TinyFastSS – An Implementatin of FastSS¶
- Author:
Fujimoto Seiji
- Published:
2012-03-01
- Copyright:
This document has been placed in the public domain.
1. Introduction¶
FastSS is a data structure for approximate string matching that allows you to retrieve a set of similar words very quickly. FastSS was invented by researchers at Zurich University in 2007 (See [Bocek2007] for more details).
TinyFastSS is a simple Python implementation of FastSS, written in less than 300 LoC.
2. Installation¶
You can install TinyFastSS from PyPI:
$ pip install TinyFastSS
The source code is available on https://github.com/fujimotos/TinyFastSS
3. Usage¶
3.1. Basic Usage¶
Create an index from your word sets.
import fastss
with fastss.open('fastss.dat') as index:
index.add("test")
index.add("text")
Perform a similarity search using index.query()
.
with fastss.open('fastss.dat') as index:
print(index.query('test'))
3.2. Use TinyFastSS from Command Line¶
You also can use TinyFastSS from console. Here is an example:
$ head -n 3 /usr/share/dict/words
aardvark
abacus
aerial
$ python -m fastss -c index.dat /usr/share/dict/words
$ python -m fastss -q index.dat adaptive
{"0": ["adaptive"], "1": ["adoptive"], "2": ["additive"]}
4. Benchmark¶
4.1. Dataset¶
I benchmarked TinyFastSS using SCOWL v2015-08-24 (english-50).

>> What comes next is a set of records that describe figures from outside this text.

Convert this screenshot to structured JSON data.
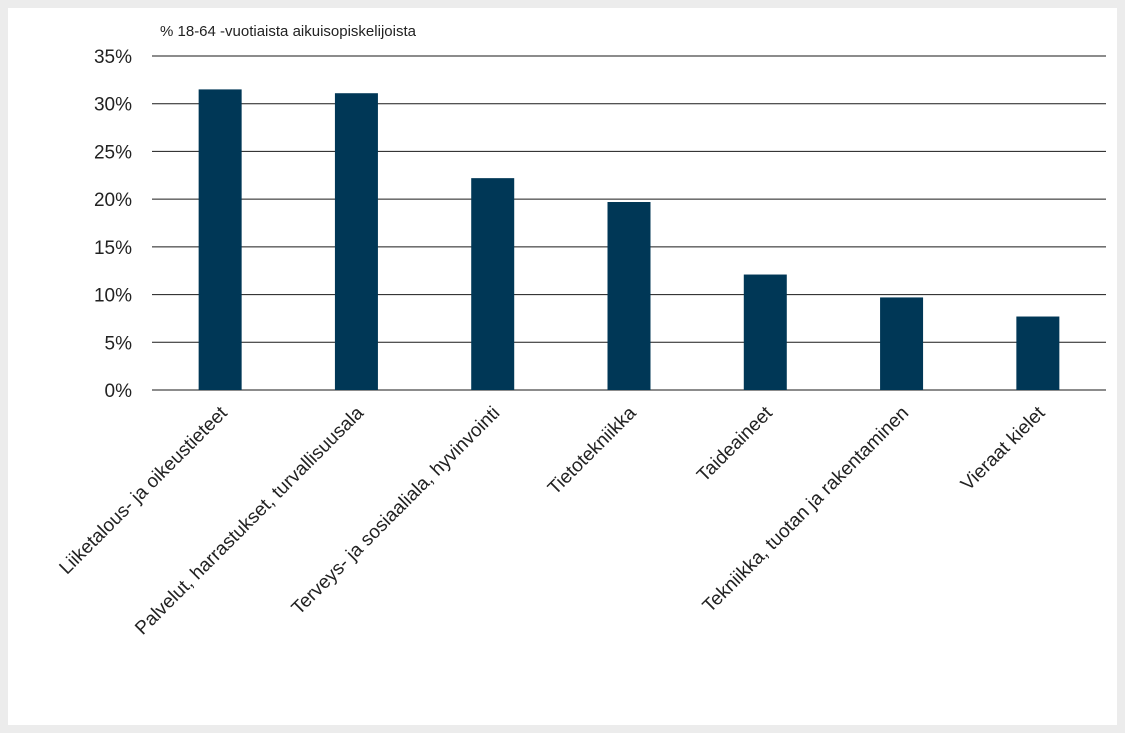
{
  "chart_data": {
    "type": "bar",
    "ylabel": "% 18-64 -vuotiaista aikuisopiskelijoista",
    "categories": [
      "Liiketalous- ja oikeustieteet",
      "Palvelut, harrastukset, turvallisuusala",
      "Terveys- ja sosiaaliala, hyvinvointi",
      "Tietotekniikka",
      "Taideaineet",
      "Tekniikka, tuotan ja rakentaminen",
      "Vieraat kielet"
    ],
    "values": [
      31.5,
      31.1,
      22.2,
      19.7,
      12.1,
      9.7,
      7.7
    ],
    "y_ticks": [
      "0%",
      "5%",
      "10%",
      "15%",
      "20%",
      "25%",
      "30%",
      "35%"
    ],
    "ylim": [
      0,
      35
    ],
    "grid": true,
    "bar_color": "#003756"
  }
}
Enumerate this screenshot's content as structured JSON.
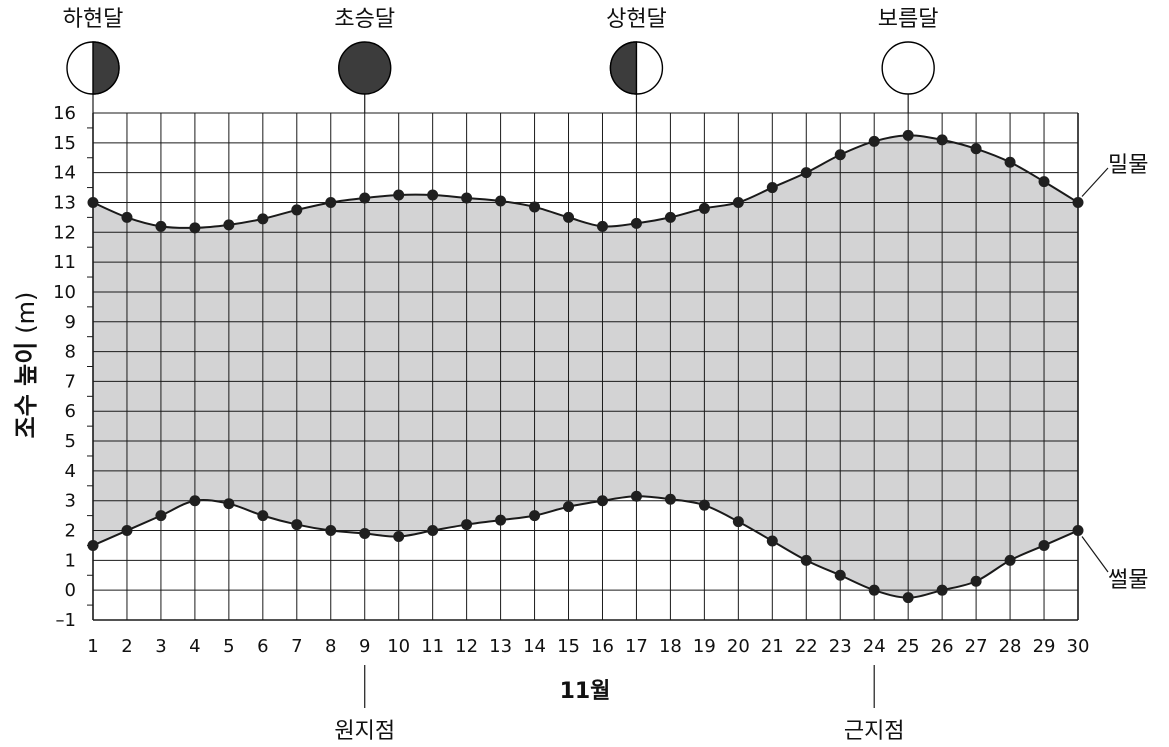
{
  "chart_data": {
    "type": "area",
    "xlabel": "11월",
    "ylabel": "조수 높이",
    "ylabel_unit": "(m)",
    "xlim": [
      1,
      30
    ],
    "ylim": [
      -1,
      16
    ],
    "grid": true,
    "x": [
      1,
      2,
      3,
      4,
      5,
      6,
      7,
      8,
      9,
      10,
      11,
      12,
      13,
      14,
      15,
      16,
      17,
      18,
      19,
      20,
      21,
      22,
      23,
      24,
      25,
      26,
      27,
      28,
      29,
      30
    ],
    "x_tick_labels": [
      "1",
      "2",
      "3",
      "4",
      "5",
      "6",
      "7",
      "8",
      "9",
      "10",
      "11",
      "12",
      "13",
      "14",
      "15",
      "16",
      "17",
      "18",
      "19",
      "20",
      "21",
      "22",
      "23",
      "24",
      "25",
      "26",
      "27",
      "28",
      "29",
      "30"
    ],
    "y_tick_labels": [
      "16",
      "15",
      "14",
      "13",
      "12",
      "11",
      "10",
      "9",
      "8",
      "7",
      "6",
      "5",
      "4",
      "3",
      "2",
      "1",
      "0",
      "–1"
    ],
    "series": [
      {
        "name": "밀물",
        "values": [
          13,
          12.5,
          12.2,
          12.15,
          12.25,
          12.45,
          12.75,
          13,
          13.15,
          13.25,
          13.25,
          13.15,
          13.05,
          12.85,
          12.5,
          12.2,
          12.3,
          12.5,
          12.8,
          13,
          13.5,
          14,
          14.6,
          15.05,
          15.25,
          15.1,
          14.8,
          14.35,
          13.7,
          13
        ]
      },
      {
        "name": "썰물",
        "values": [
          1.5,
          2,
          2.5,
          3,
          2.9,
          2.5,
          2.2,
          2,
          1.9,
          1.8,
          2,
          2.2,
          2.35,
          2.5,
          2.8,
          3,
          3.15,
          3.05,
          2.85,
          2.3,
          1.65,
          1,
          0.5,
          0,
          -0.25,
          0,
          0.3,
          1,
          1.5,
          2
        ]
      }
    ],
    "phases": [
      {
        "label": "하현달",
        "day": 1,
        "kind": "right-dark"
      },
      {
        "label": "초승달",
        "day": 9,
        "kind": "full-dark"
      },
      {
        "label": "상현달",
        "day": 17,
        "kind": "left-dark"
      },
      {
        "label": "보름달",
        "day": 25,
        "kind": "full-light"
      }
    ],
    "annotations": [
      {
        "label": "원지점",
        "day": 9
      },
      {
        "label": "근지점",
        "day": 24
      }
    ],
    "colors": {
      "fill": "#d3d3d4",
      "line": "#1a1a1a",
      "marker": "#1f1f1f",
      "grid": "#1a1a1a",
      "moon_dark": "#3c3c3c"
    }
  }
}
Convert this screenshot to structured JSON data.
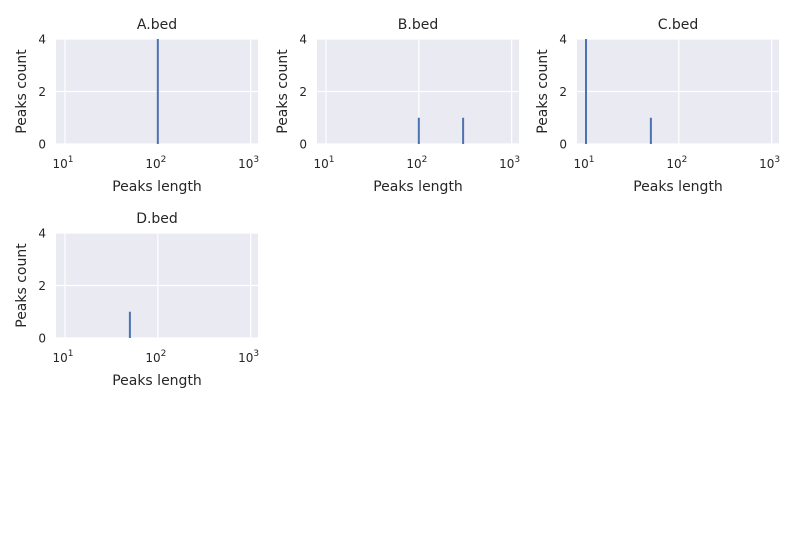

The word set contained 98,986 words.
The test machine was Intel Core i3-4010U (1.70GHz) with 4GB mem.
4.2. Index Creation Perrmance¶
It took 3 minutes to create an index file:
$ time python -m fastss -c fastss.dat dictonary.txt
3m0.71s real 2m44.35s user 0m16.43s system
The resulting index was 161 MB in size.
4.3. Query Perrmance¶
I tested the query performance using randomly choosen words.
WORD |
TIME [msec] |
SPEED [query/sec] |
---|---|---|
sterner |
7.57 |
132.1 |
spotlighted |
2.43 |
411.5 |
burn |
11.70 |
85.4 |
nirvana |
1.16 |
862.0 |
conveyor |
1.99 |
502.5 |
It took ~5ms on average to perform a query.